Subhash's friends urged the firemen to go inside as his condition would be known only by going down into the cave but they were afraid to go inside because of the history of the caves. Sixon John, another of the friends, yelled loudly, briefly waking Subhash. After hearing his voice, Kuttan then decided to go inside. With a 50-foot rope and an additional rope tied around his waist, Kuttan slowly climbed down. When the first rope ended, Kuttan turned his torch on but turned it off since he could only see bats. After going down 60 feet, he saw Subhash lying on a rock and shouted up that their friend was alive.

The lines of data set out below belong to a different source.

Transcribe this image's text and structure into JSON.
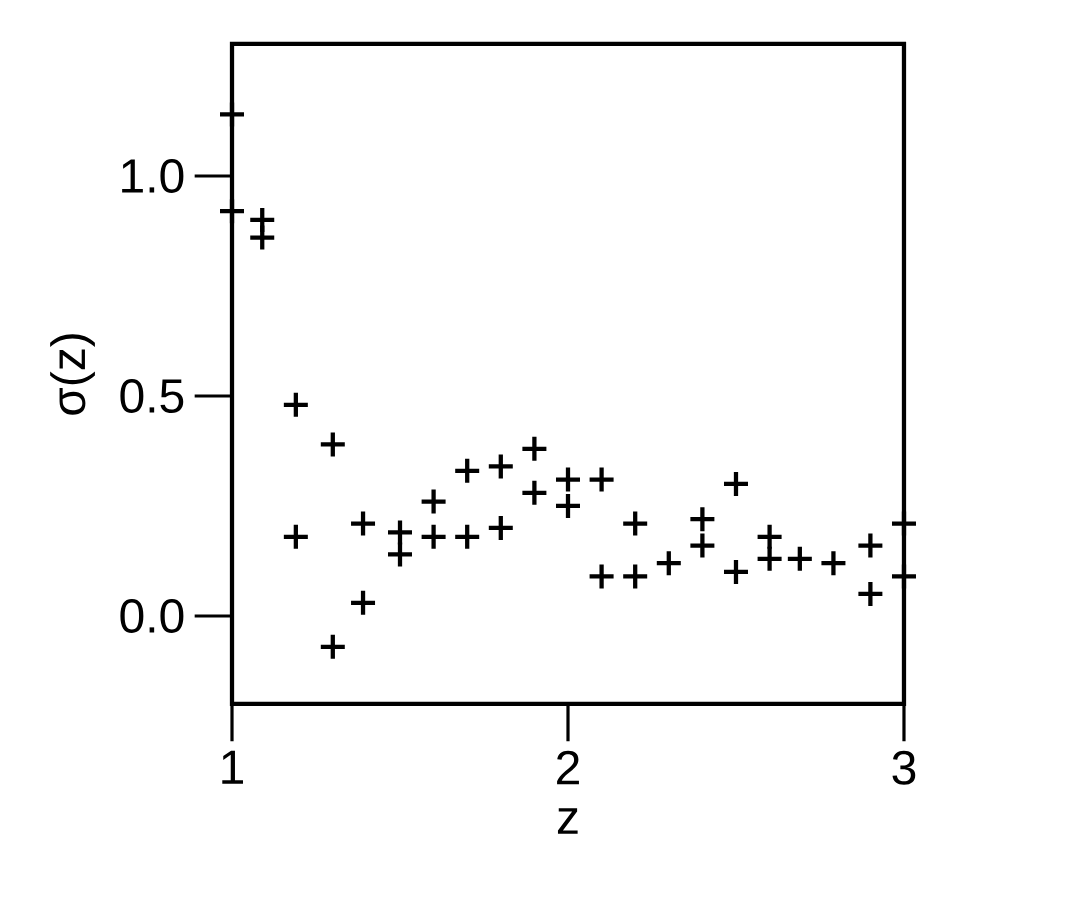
{
  "chart_data": {
    "type": "scatter",
    "xlabel": "z",
    "ylabel": "σ(z)",
    "marker": "cross",
    "xlim": [
      1,
      3
    ],
    "ylim": [
      -0.2,
      1.3
    ],
    "xticks": [
      1,
      2,
      3
    ],
    "yticks": [
      {
        "value": 0,
        "label": "0.0"
      },
      {
        "value": 0.5,
        "label": "0.5"
      },
      {
        "value": 1,
        "label": "1.0"
      }
    ],
    "series": [
      {
        "color": "#000000",
        "x": [
          1.0,
          1.0,
          1.09,
          1.09,
          1.19,
          1.19,
          1.3,
          1.3,
          1.39,
          1.39,
          1.5,
          1.5,
          1.6,
          1.6,
          1.7,
          1.7,
          1.8,
          1.8,
          1.9,
          1.9,
          2.0,
          2.0,
          2.1,
          2.1,
          2.2,
          2.2,
          2.3,
          2.4,
          2.4,
          2.5,
          2.5,
          2.6,
          2.6,
          2.69,
          2.79,
          2.9,
          2.9,
          3.0,
          3.0
        ],
        "values": [
          1.14,
          0.92,
          0.9,
          0.86,
          0.48,
          0.18,
          0.39,
          -0.07,
          0.21,
          0.03,
          0.19,
          0.14,
          0.26,
          0.18,
          0.33,
          0.18,
          0.34,
          0.2,
          0.38,
          0.28,
          0.31,
          0.25,
          0.31,
          0.09,
          0.21,
          0.09,
          0.12,
          0.22,
          0.16,
          0.3,
          0.1,
          0.18,
          0.13,
          0.13,
          0.12,
          0.16,
          0.05,
          0.21,
          0.09
        ]
      }
    ]
  }
}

Firefighters rushed in one after the other. Kuttan hugged Subhash tightly to his body and they were slowly pulled up by the firemen. First aid was given to an unconscious Subhash and after almost 5 hours, he was brought back to a conscious state.

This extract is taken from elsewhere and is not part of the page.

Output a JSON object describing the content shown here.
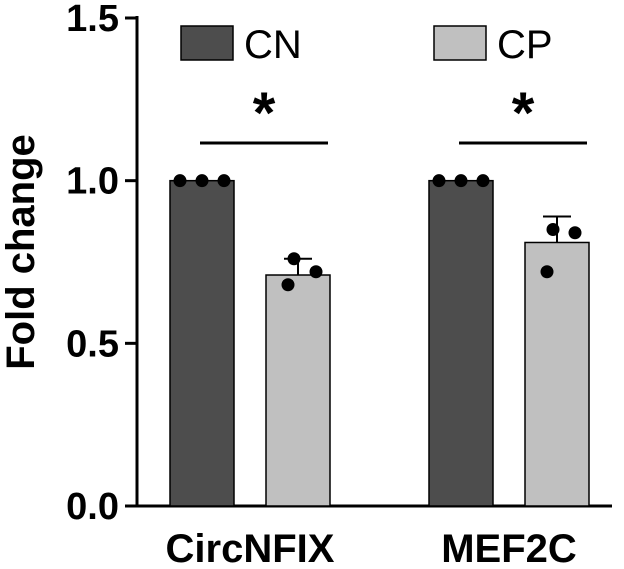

==List of Manjummel boys==
Note: After the success of the film Manjummel Boys, the friend group became popular by that name.

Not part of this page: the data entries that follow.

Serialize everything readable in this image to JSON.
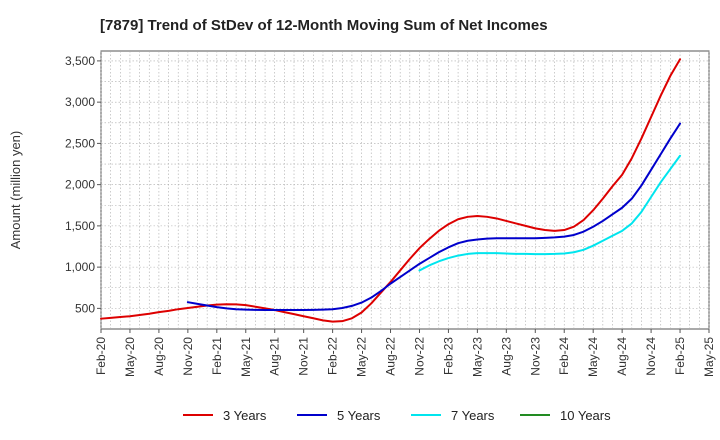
{
  "chart_data": {
    "type": "line",
    "title": "[7879]  Trend of StDev of 12-Month Moving Sum of Net Incomes",
    "xlabel": "",
    "ylabel": "Amount (million yen)",
    "x_ticks": [
      "Feb-20",
      "May-20",
      "Aug-20",
      "Nov-20",
      "Feb-21",
      "May-21",
      "Aug-21",
      "Nov-21",
      "Feb-22",
      "May-22",
      "Aug-22",
      "Nov-22",
      "Feb-23",
      "May-23",
      "Aug-23",
      "Nov-23",
      "Feb-24",
      "May-24",
      "Aug-24",
      "Nov-24",
      "Feb-25",
      "May-25"
    ],
    "y_ticks": [
      500,
      1000,
      1500,
      2000,
      2500,
      3000,
      3500
    ],
    "y_tick_labels": [
      "500",
      "1,000",
      "1,500",
      "2,000",
      "2,500",
      "3,000",
      "3,500"
    ],
    "ylim": [
      250,
      3620
    ],
    "xlim": [
      "Feb-20",
      "May-25"
    ],
    "grid": true,
    "legend_position": "bottom",
    "series": [
      {
        "name": "3 Years",
        "color": "#dd0000",
        "x": [
          "Feb-20",
          "Mar-20",
          "Apr-20",
          "May-20",
          "Jun-20",
          "Jul-20",
          "Aug-20",
          "Sep-20",
          "Oct-20",
          "Nov-20",
          "Dec-20",
          "Jan-21",
          "Feb-21",
          "Mar-21",
          "Apr-21",
          "May-21",
          "Jun-21",
          "Jul-21",
          "Aug-21",
          "Sep-21",
          "Oct-21",
          "Nov-21",
          "Dec-21",
          "Jan-22",
          "Feb-22",
          "Mar-22",
          "Apr-22",
          "May-22",
          "Jun-22",
          "Jul-22",
          "Aug-22",
          "Sep-22",
          "Oct-22",
          "Nov-22",
          "Dec-22",
          "Jan-23",
          "Feb-23",
          "Mar-23",
          "Apr-23",
          "May-23",
          "Jun-23",
          "Jul-23",
          "Aug-23",
          "Sep-23",
          "Oct-23",
          "Nov-23",
          "Dec-23",
          "Jan-24",
          "Feb-24",
          "Mar-24",
          "Apr-24",
          "May-24",
          "Jun-24",
          "Jul-24",
          "Aug-24",
          "Sep-24",
          "Oct-24",
          "Nov-24",
          "Dec-24",
          "Jan-25",
          "Feb-25"
        ],
        "values": [
          375,
          385,
          395,
          405,
          420,
          435,
          455,
          470,
          490,
          505,
          520,
          535,
          545,
          550,
          548,
          540,
          520,
          500,
          480,
          455,
          430,
          405,
          380,
          355,
          340,
          345,
          380,
          450,
          560,
          690,
          820,
          960,
          1100,
          1230,
          1340,
          1440,
          1520,
          1580,
          1610,
          1620,
          1610,
          1590,
          1560,
          1530,
          1500,
          1470,
          1450,
          1440,
          1450,
          1490,
          1570,
          1690,
          1830,
          1980,
          2120,
          2320,
          2560,
          2820,
          3080,
          3320,
          3520
        ]
      },
      {
        "name": "5 Years",
        "color": "#0000cc",
        "x": [
          "Nov-20",
          "Dec-20",
          "Jan-21",
          "Feb-21",
          "Mar-21",
          "Apr-21",
          "May-21",
          "Jun-21",
          "Jul-21",
          "Aug-21",
          "Sep-21",
          "Oct-21",
          "Nov-21",
          "Dec-21",
          "Jan-22",
          "Feb-22",
          "Mar-22",
          "Apr-22",
          "May-22",
          "Jun-22",
          "Jul-22",
          "Aug-22",
          "Sep-22",
          "Oct-22",
          "Nov-22",
          "Dec-22",
          "Jan-23",
          "Feb-23",
          "Mar-23",
          "Apr-23",
          "May-23",
          "Jun-23",
          "Jul-23",
          "Aug-23",
          "Sep-23",
          "Oct-23",
          "Nov-23",
          "Dec-23",
          "Jan-24",
          "Feb-24",
          "Mar-24",
          "Apr-24",
          "May-24",
          "Jun-24",
          "Jul-24",
          "Aug-24",
          "Sep-24",
          "Oct-24",
          "Nov-24",
          "Dec-24",
          "Jan-25",
          "Feb-25"
        ],
        "values": [
          575,
          555,
          535,
          515,
          500,
          490,
          485,
          482,
          480,
          480,
          480,
          480,
          480,
          482,
          485,
          490,
          505,
          530,
          570,
          630,
          710,
          800,
          880,
          960,
          1040,
          1110,
          1180,
          1240,
          1290,
          1320,
          1335,
          1345,
          1350,
          1350,
          1350,
          1350,
          1350,
          1355,
          1360,
          1370,
          1390,
          1430,
          1490,
          1560,
          1640,
          1720,
          1830,
          1990,
          2180,
          2370,
          2560,
          2740
        ]
      },
      {
        "name": "7 Years",
        "color": "#00e5ee",
        "x": [
          "Nov-22",
          "Dec-22",
          "Jan-23",
          "Feb-23",
          "Mar-23",
          "Apr-23",
          "May-23",
          "Jun-23",
          "Jul-23",
          "Aug-23",
          "Sep-23",
          "Oct-23",
          "Nov-23",
          "Dec-23",
          "Jan-24",
          "Feb-24",
          "Mar-24",
          "Apr-24",
          "May-24",
          "Jun-24",
          "Jul-24",
          "Aug-24",
          "Sep-24",
          "Oct-24",
          "Nov-24",
          "Dec-24",
          "Jan-25",
          "Feb-25"
        ],
        "values": [
          960,
          1020,
          1070,
          1110,
          1140,
          1160,
          1170,
          1170,
          1170,
          1165,
          1160,
          1160,
          1158,
          1158,
          1160,
          1165,
          1180,
          1210,
          1260,
          1320,
          1380,
          1440,
          1530,
          1670,
          1850,
          2030,
          2190,
          2350
        ]
      },
      {
        "name": "10 Years",
        "color": "#228b22",
        "x": [],
        "values": []
      }
    ]
  }
}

| Name | Comments | Actors portrayed | Ref. |
| Subhash Chandran | the victim of the accident | Character played by Sreenath Bhasi |  |
| Siju David aka Kuttan | the rescuer of Subhash also the eldest person among the boys | Character played by Soubin Shahir |
| Abhilash John | He saw Subhash fall into the pit, became traumatized and disassociated himself from the group for a period. | Character played by Chandu Salim Kumar |
| Sixon John | He worked in a metal manufacturing unit and gained a habit of having a loud voice. Also younger brother of Siju John | Character played by Balu Varghese |  |
| Krishnakumar M. | While swimming as a kid, he got stuck in a current and was saved by Siju David. | Character played by Ganapathi S. Poduval |  |
| Prasad P. S. | The driver. He revisited Kodaikanal in 2009 and recalled how the locals still remembered the incident. | Character played by Khalid Rahman |
| Sumesh U. S. | He did not go on the trip, but he helped his friends financially for the return trip from Kodaikanal and for Subhash's treatment. | Character not in the film |
| Sujith U. S. |  | Character played by Arun Kurian |
| Anil Joseph |  | Character played by Abhiram Radhakrishnan |
| Siju John |  | Character played by Lal Jr. |
| Sudheesh |  | Character played by Deepak Parambol |  |
| Jinson |  | Character played by Vishnu Reghu |

== Aftermath ==
Subhash Chandran, Siju David, and their friends were charged with entering a prohibited area and had to pay a fine of ₹2,500. After the incident, the director of a fire safety technology institute in Kerala offered to enroll Kuttan in a free course and sponsor his higher studies. The friend group was withheld in Kodaikanal, and they were only able to safely leave without legal hassles after the intervention of the doctor who treated Chandran.

The Dindigul Collector has spoken about erecting a fence and safety grills at Guna Caves to ensure safety in the future.

It took six months for Subhash Chandran to recover from the incident and he spent sixty days in an ayurvedic hospital.

In 2008, Siju David received a bravery award from President Pratibha Patil.

==Movie depiction ==
Many directors met with the boys in order make a film based on the incident but they were called off due to high expenses.

In 2023, director Chidambaram met with the group and finalised a project based on this incident under the title Manjummel Boys, and the movie was released in theatres in 2024 and became the second highest grossing Malayalam movie ever. The film grossed more than 200 crore at the box office and received praise even in Tamil Nadu.